Inspirada em Nova York, ação protege 35 mil hectares que abastecem 34% da cidade
Manancial Vivo prevê remunerar os “produtores de água”, mas pagamento está em atraso
Inspirado em projeto de proteção das águas superficiais que abastecem Nova York, o programa Manancial Vivo, na ativa há 12 anos, transforma proprietários rurais em produtores de água, protegendo a APA do Guariroba, de onde vem o líquido que abastece 35% da população de Campo Grande. A Capital tem 916 mil moradores.
Numa analogia, é como se fosse um gigante poço de 35 mil hectares, que capta a água, da chuva e nascentes. O santuário para as nascentes do Guariroba fica a 30 km do perímetro urbano, na saída para Três Lagoas. Pela preservação, os produtores têm direito a PSA (Pagamento por Serviços Ambientais). Contudo, a reportagem apurou que os valores estão atrasados.
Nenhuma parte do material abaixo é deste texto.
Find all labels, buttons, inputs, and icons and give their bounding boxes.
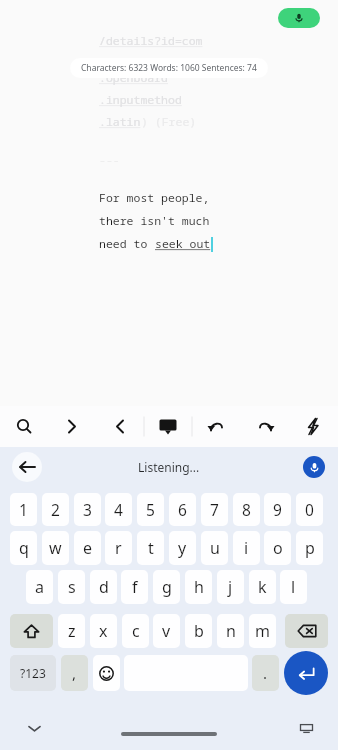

Com especialização em direito e gestão ambiental, o engenheiro agrônomo Ramão Jardim acompanhou o debate sobre a iniciativa, ainda em meado da década de 90.
“A APA do Guariroba foi criada com a finalidade específica de produção de água e todos os produtores deveriam cumprir com algumas restrições. Você não pode, por exemplo, passar inseticida com avião porque pode atingir parte do lago. Por isso, não tem cultura intensiva”, afirma Ramão, que foi representante do Sindicato Rural de Campo Grande nas discussões sobre o Manancial Vivo e, atualmente, é consultor sênior da II RD Gestão Ambiental.
Com solo arenoso, a região tem predominância da pecuária e, há alguns anos, vê o avanço do cultivo do eucalipto. Apesar da acelerada expansão imobiliária da cidade na direção ao Leste, a área não pode ser destinada a loteamento, medida para preservação das águas.
De acordo com Ramão, o plano de manejo segue as orientações de um parque. “Veio de surpresa e com medidas muito restritivas para propriedade particular. Mas é um dos melhores reservatórios de água em qualidade”, afirma o engenheiro.
As propriedades rurais seguem regras como manter a reserva legal (20% da área com cobertura vegetal), APP (Área de Proteção Ambiental), aplicação de inseticida com selo verde e cercas para proteger as nascentes. O auge do desmatamento na região foi entre 1985 e 1995.
O Córrego Guariroba é fruto de um conjunto de nascentes, que se alimentam de águas captadas pela chuva. Um dos recursos são os terraços, curva de nível mais larga. “O maior depósito de água que nós temos é o solo. O maior filtro que a natureza nos deu de presente”, diz Ramão.
As águas captadas pelo solo afluem para o lago onde a concessionária Águas Guariroba faz a captação do líquido, que viaja 30 quilômetros no percurso até a área urbana. O reservatório tem capacidade para 4,8 bilhões de litros. O excedente volta ao curso de água, que é tributário do Rio Pardo.
Ramão avalia que a água que sobra no Guariroba poderia ser trazida para o abastecimento da cidade por meio de uma nova tubulação, vizinha a já existente.
De acordo com a Semadur (Secretaria de Meio Ambiente e Desenvolvimento Urbano), o programa Manancial Vivo abrange os 35.533 hectares da APA do Guariroba, contudo, a pasta não tem os dados de quantos produtores participam do programa de conservação das águas.
A secretaria também não informou quanto já foi repassado por meio do PSA (Pagamento por Serviços Ambientais). O Campo Grande News questionou sobre o atraso nos recursos, mas não obteve resposta da Semadur até a publicação da matéria.
A reportagem também procurou a associação dos produtores rurais da APA do Guariroba, que não quis se manifestar sobre o programa Manancial Vivo. A concessionárias Águas Guariroba informou ser parceira do projeto, mas somente nas ações de monitoramento do córrego.